The case of mortgage life insurance
Similarly, anyone can deduct their life insurance if it is linked to the mortgage. In this case, it is allowed to deduct up to 15% of the amounts used for the purchase of the house and the payment of the home and life insurance, up to a maximum of 9040 euros per year. This advantage is only applicable to homes purchased before January 1, 2013.
This tax relief applies both to mortgage life insurance purchased with the bank, which can be up to three times more expensive than those made through a brokerage, as well as those contracted with an external company. This is something that many people do not know, but it is an important point: Any life insurance can be linked to the mortgage (whether it is from the bank or not). If you decide to save money and not take out the mortgage life insurance with the bank, the bank will ask you to sign a clause specifying that the beneficiary is the bank. This clause will be made by the insurance company.
Having this information can help you choose, in a free and informed way, the best life insurance and mortgage, without pressure from the bank, but it is important that you compare the different life insurance options in our comparator and consult with our advisors, which will guarantee you a better price in the long term.
Taxation of health insurance
According to Unespa, in 2021 in Spain 11 million people had private health insurance. Of that number, 10 million had health insurance and the rest received a sickness or hospitalization allowance. In other words, around 25% of the Spanish population has health insurance.
However, not all of those insured can deduct the premiums they pay. Only the self-employed can do so. The maximum amount that can be deducted is 500 euros for each family member (himself, his spouse and children under 25 years of age who do not exceed a minimum income), or 1500 if any of them has a disability. The total amount cannot exceed 4500 euros. If you want to know more about health insurance and how they are tax deductible, you can do so by reading this article.
In the income tax return, health insurance directly reduces the taxable base of the self-employed. That is to say, the contribution is deducted from the total income, so the Treasury considers that less money has been earned at the time of making the declaration.
Companies and their employees are the ones who benefit most fiscally from this product. Companies can deduct 100% of the expense they make on their employees’ health insurance in their corporate income tax, and that amount is subtracted from profits.
Employees are exempt from taxation and do not have to add the tax to their personal income tax earnings. For this reason, in order to pay less on the income tax return, this type of flexible compensation can be negotiated in lieu of a salary increase. To be able to deduct it, again the limit is 500 euros per person and 4500 in total.

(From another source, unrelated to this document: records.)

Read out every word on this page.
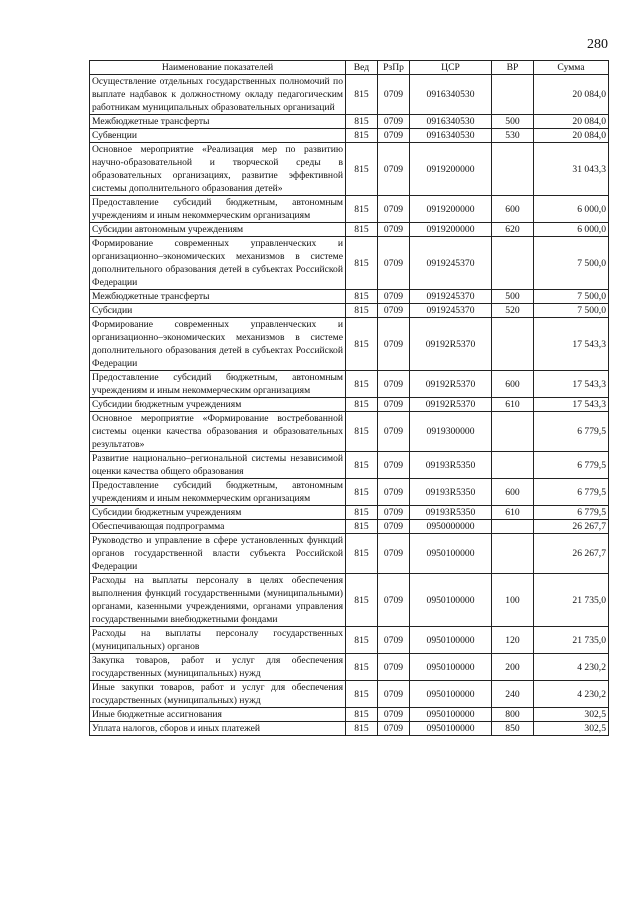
280
Наименование показателей	Вед	РзПр	ЦСР	ВР	Сумма
Осуществление отдельных государственных полномочий по выплате надбавок к должностному окладу педагогическим работникам муниципальных образовательных организаций	815	0709	0916340530		20 084,0
Межбюджетные трансферты	815	0709	0916340530	500	20 084,0
Субвенции	815	0709	0916340530	530	20 084,0
Основное мероприятие «Реализация мер по развитию научно-образовательной и творческой среды в образовательных организациях, развитие эффективной системы дополнительного образования детей»	815	0709	0919200000		31 043,3
Предоставление субсидий бюджетным, автономным учреждениям и иным некоммерческим организациям	815	0709	0919200000	600	6 000,0
Субсидии автономным учреждениям	815	0709	0919200000	620	6 000,0
Формирование современных управленческих и организационно–экономических механизмов в системе дополнительного образования детей в субъектах Российской Федерации	815	0709	0919245370		7 500,0
Межбюджетные трансферты	815	0709	0919245370	500	7 500,0
Субсидии	815	0709	0919245370	520	7 500,0
Формирование современных управленческих и организационно–экономических механизмов в системе дополнительного образования детей в субъектах Российской Федерации	815	0709	09192R5370		17 543,3
Предоставление субсидий бюджетным, автономным учреждениям и иным некоммерческим организациям	815	0709	09192R5370	600	17 543,3
Субсидии бюджетным учреждениям	815	0709	09192R5370	610	17 543,3
Основное мероприятие «Формирование востребованной системы оценки качества образования и образовательных результатов»	815	0709	0919300000		6 779,5
Развитие национально–региональной системы независимой оценки качества общего образования	815	0709	09193R5350		6 779,5
Предоставление субсидий бюджетным, автономным учреждениям и иным некоммерческим организациям	815	0709	09193R5350	600	6 779,5
Субсидии бюджетным учреждениям	815	0709	09193R5350	610	6 779,5
Обеспечивающая подпрограмма	815	0709	0950000000		26 267,7
Руководство и управление в сфере установленных функций органов государственной власти субъекта Российской Федерации	815	0709	0950100000		26 267,7
Расходы на выплаты персоналу в целях обеспечения выполнения функций государственными (муниципальными) органами, казенными учреждениями, органами управления государственными внебюджетными фондами	815	0709	0950100000	100	21 735,0
Расходы на выплаты персоналу государственных (муниципальных) органов	815	0709	0950100000	120	21 735,0
Закупка товаров, работ и услуг для обеспечения государственных (муниципальных) нужд	815	0709	0950100000	200	4 230,2
Иные закупки товаров, работ и услуг для обеспечения государственных (муниципальных) нужд	815	0709	0950100000	240	4 230,2
Иные бюджетные ассигнования	815	0709	0950100000	800	302,5
Уплата налогов, сборов и иных платежей	815	0709	0950100000	850	302,5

Know how insurances are taxed and make your tax return correctly.
In short, it is important to know the tax obligations that we assume when we take out life insurance or health insurance to have everything in order with the Treasury. Nor should we forget that these are products that, in addition to saving our economy or health in case of need, can benefit us in our income tax return and thanks to them we are exempt from paying certain taxes.